Why do you recommend the larger, 2" cylinder? The smaller one will require less flow, and one at 1.5" can still get the job done with less than 600 PSI. (So I'm thinking a cheaper pump.) Is lower pressure just easier to deal with with seals and hoses? Don't most pumps put out the higher pressure regardless? Or is that pressure only when there is a load? I'm not questioning your expertise, just trying to understand. With pneumatics, I tend to try to size the cylinder so it uses arund 50-80% the available air pressure. (This old system requires 100%, so the delay is even worse at max pressure.) My ignorant guess would have been that trying to digitally regulate down to 50-300 psi would be harder when 1800 psi is available...but I suppose a hydraulic system doesn't have full pressure until there is a load?

A quick glance shows your site has controls; do they have touch screen displays and ladder programming available?

Thanks again.

 

[ScottyUK]

Tenaja,

You may find this link helpful in explaining the basics of hydraulic servo valves.

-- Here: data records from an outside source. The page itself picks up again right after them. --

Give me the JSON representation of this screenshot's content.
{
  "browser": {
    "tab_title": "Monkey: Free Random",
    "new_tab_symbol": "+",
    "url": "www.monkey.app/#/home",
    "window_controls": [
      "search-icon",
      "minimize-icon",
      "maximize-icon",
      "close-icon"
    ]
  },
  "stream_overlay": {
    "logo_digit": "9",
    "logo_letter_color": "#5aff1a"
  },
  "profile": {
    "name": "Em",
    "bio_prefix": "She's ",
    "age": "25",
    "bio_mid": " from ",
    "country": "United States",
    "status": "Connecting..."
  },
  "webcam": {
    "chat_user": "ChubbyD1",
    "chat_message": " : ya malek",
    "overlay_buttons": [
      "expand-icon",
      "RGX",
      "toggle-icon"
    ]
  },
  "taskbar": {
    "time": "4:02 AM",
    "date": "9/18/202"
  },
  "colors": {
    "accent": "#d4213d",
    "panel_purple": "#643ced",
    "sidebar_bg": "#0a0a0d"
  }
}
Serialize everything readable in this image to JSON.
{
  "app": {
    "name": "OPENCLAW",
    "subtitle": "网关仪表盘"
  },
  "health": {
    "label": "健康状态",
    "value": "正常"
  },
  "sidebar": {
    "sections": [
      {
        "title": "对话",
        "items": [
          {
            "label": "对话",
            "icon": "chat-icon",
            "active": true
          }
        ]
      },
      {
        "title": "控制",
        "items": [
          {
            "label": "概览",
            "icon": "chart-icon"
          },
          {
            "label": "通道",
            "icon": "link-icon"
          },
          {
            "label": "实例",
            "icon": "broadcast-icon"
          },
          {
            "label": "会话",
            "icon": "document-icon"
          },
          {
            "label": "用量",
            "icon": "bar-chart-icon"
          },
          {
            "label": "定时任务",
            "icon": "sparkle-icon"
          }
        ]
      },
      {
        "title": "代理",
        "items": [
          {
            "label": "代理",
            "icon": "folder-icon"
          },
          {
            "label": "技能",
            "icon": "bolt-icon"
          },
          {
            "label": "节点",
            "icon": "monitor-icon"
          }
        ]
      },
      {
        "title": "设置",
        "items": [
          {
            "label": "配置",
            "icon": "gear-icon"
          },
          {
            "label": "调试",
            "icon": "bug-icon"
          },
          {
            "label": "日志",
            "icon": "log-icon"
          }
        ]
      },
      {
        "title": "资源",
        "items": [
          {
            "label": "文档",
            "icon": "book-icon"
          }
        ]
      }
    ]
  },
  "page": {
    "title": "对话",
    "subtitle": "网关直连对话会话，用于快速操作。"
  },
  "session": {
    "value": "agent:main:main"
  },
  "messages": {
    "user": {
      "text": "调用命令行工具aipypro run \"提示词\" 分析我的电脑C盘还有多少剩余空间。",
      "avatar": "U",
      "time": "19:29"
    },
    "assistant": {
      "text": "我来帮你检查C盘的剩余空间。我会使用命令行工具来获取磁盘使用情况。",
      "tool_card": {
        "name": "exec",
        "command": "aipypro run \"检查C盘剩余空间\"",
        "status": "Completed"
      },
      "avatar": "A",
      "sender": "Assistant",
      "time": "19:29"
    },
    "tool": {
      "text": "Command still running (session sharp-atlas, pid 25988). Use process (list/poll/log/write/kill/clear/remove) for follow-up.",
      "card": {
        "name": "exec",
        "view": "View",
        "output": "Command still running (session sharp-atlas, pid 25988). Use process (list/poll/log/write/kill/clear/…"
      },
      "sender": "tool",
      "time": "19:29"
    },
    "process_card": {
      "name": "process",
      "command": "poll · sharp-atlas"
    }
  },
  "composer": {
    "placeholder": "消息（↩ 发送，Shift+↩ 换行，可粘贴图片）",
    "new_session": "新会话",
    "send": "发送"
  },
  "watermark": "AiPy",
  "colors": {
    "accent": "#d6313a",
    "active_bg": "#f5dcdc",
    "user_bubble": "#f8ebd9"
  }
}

http://www.moog.com/literature/ICD/Valves-Introduction.pdf

If cost is a big factor then Moog possibly aren't the company to approach. ;-)

 

[Tenaja]

If Moog is expensive, then who are the affordable choices?

Thanks for the link, btw, it was helpful. Seems like direct drive servo valves are fastest, and proportional and pilot are slowest. Is that about right?

Unfortunately, the place I was referred to by my local supplier only deals with industrial valves, like tractors use.

 

[PNachtwey]

Parker D1F+
BoschRexroth 4WRPHE
These are good valves.
Moog makes good valves too. In your application is is the quality of the spool that will make a big difference. You need a valve zero overlap spool
You need the size 6 versions.
If you use the VCCM equation you can calculate the size of the valve. Then you can shop and compare what each brand has in the size you want.


Peter Nachtwey
Delta Computer Systems

http://www.deltamotion.com

http://forum.deltamotion.com/

 

[Tenaja]

Thanks, Peter!

Are these things really $4k each? That is expensive.

 

[BUGGAR]

Forgive my repetition but off-roaders build steering systems that sound like they do similar to what you need, except for the control input. Off-road durability/100% duty cycle, mass produced costs. Come out to the desert and watch these things.

 

[Tenaja]

I have no doubt a hydraulic steering system will be plenty strong. I would be surprised if they have a suitably fast response time or sufficient precision though, because "real time" in a car controlled by human hands is vastly different than in a manufacturing machine controlled by a computer. Also the definitions of "a little play" are very different for the two applications.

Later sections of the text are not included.